2.1. REFERENTIAL GAME

We study emergent language in the referential game (Lewis, 1969; Lazaridou et al., 2017) . The game focuses on the most basic feature of language, referring to things. The version of the referential game we adopt in this paper is structured as follows: 1. Speaker is presented with a target object o tgt ∈ O and generates a message m that consists of a sequence of discrete symbols. 2. Listener receives the message m and a candidate set C = {o 1 , o 2 , ..., o |C| } including the target object o tgt and distractor objects sampled randomly without replacement from O. 3. Listener chooses one object from the candidate set and if it is the target object, the game is considered successful. The objects can be represented as a set of attributes. The focus of this game is whether agents can represent the objects in a compositional message that is supposedly based on the attributes.

2.2. AGENT ARCHITECTURES

Our goal in this paper is to test the effect of the attention mechanism on emergent language. The attention mechanism in its general form takes a query vector x and key-value vectors {y 1 , ..., y L }. The key-value vectors are optionally transformed into key vectors and value vectors or used as is. Then, attention scores {s 1 , ..., s L } are calculated as the similarity between the query vector and the key vectors to the attention weights via the softmax function. Finally, the attention weights are used to produce a weighted sum of the value vectors.
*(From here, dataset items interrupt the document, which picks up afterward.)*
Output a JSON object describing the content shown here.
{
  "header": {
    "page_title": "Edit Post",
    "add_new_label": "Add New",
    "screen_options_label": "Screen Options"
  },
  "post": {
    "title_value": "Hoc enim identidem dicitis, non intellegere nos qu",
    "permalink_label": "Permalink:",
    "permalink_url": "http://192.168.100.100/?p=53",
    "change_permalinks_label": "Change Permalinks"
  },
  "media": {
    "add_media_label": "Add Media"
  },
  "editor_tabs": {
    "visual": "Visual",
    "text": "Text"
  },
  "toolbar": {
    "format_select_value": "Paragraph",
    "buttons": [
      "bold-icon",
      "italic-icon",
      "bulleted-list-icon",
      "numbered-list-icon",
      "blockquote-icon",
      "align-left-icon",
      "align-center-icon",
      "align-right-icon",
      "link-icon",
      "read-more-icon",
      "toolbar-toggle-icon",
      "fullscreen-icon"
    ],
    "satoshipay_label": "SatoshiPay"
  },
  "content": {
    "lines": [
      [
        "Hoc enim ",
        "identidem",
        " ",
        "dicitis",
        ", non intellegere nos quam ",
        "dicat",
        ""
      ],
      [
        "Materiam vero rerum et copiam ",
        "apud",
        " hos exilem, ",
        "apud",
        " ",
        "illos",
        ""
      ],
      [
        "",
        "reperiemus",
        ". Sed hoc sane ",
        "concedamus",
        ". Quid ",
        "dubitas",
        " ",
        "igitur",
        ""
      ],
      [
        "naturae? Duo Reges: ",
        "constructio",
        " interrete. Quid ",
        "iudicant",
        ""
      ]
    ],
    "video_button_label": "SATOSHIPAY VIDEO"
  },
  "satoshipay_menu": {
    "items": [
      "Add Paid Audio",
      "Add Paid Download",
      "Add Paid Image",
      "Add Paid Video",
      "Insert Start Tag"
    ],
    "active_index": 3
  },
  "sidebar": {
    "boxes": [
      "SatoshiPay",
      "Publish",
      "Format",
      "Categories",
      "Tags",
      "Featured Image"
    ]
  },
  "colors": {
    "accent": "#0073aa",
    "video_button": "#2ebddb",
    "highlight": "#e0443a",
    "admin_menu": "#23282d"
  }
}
A key feature of attention is that it allows the agents to selectively attend to a part of disentangled vector inputs. Our intuition is that modeling direct associations between the symbol representations as query and disentangled input representations as key-value will bias agents toward packing each symbol with the information of a meaningful subpart of the inputs rather than with opaque and non-compositional information. To test these hypotheses, we design non-attention and attention agents for both Speaker and Listener (Figure 1 ).



Figure 1: Illustration of the attention agents in the referential game.